Parametric study and control of a pressure swing adsorption process to separate the water-ethanol mixture under disturbances

Abstract

Dehydration is a necessary step in the conversion chain of fuel grade ethanol, whether biochemical or thermochemical methods are used for synthesizing bioethanol from biomass feedstocks. This paper aims to propose a controlled configuration for a Pressure Swing adsorption process to separate a preconcentrated ethanol-water mixture. The closed-loop system is co-simulated in the Aspen Adsorption-Matlab Simulink environment and is composed of the following elements: A virtual plant predicts the transient cyclic behavior of the PSA process using a nonlinear rigorous mathematical model with distributed parameters.

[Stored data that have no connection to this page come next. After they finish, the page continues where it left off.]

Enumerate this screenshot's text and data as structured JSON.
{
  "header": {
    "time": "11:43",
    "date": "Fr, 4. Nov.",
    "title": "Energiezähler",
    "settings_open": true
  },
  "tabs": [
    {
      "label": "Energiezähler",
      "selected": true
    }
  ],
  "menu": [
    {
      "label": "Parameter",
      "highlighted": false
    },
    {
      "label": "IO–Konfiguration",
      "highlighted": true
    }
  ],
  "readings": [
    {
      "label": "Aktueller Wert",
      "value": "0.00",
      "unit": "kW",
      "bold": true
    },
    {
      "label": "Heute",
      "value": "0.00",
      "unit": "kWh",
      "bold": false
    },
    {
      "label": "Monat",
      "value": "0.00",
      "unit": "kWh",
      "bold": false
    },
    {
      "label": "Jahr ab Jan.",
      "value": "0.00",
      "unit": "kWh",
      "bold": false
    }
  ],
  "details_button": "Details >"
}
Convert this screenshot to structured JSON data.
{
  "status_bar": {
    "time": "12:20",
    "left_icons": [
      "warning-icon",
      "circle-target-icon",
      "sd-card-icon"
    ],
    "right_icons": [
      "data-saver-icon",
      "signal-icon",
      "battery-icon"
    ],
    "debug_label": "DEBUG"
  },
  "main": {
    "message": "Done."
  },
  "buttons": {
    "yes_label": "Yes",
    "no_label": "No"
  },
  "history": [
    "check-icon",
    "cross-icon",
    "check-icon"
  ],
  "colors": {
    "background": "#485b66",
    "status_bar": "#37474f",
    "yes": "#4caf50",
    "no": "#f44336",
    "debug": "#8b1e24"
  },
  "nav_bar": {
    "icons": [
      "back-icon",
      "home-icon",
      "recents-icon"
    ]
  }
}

A novel nonlinear reduced control-oriented model with a Hammerstein-Wiener structure improves the fit of the plant dynamics compared to classical linear and Hammerstein structures and allows straightforward controller designing. A fundamental element is a (Fuzzy PD+I and Optimal Model-based Predictive) control law calculated with the linear dynamic part of the reduced nonlinear model, stated in the standard state space form. As a result, the process performance is observed without control and using the controllers (Optimal MPC and Fuzzy PD+I), evaluated by perturbation analysis, it was observed that the controllers are able to attenuate and maintain purity 99% (by weight) ethanol within the range allowed by international standards to be used as fuel, likewise, the time (time optimization) was reduced to reach the new steady state cyclic without having to adjust the nominal starting parameters again. Another result obtained when using the controllers was that, in the presence of combined disturbances, the recovery was maintained at a value of 73%.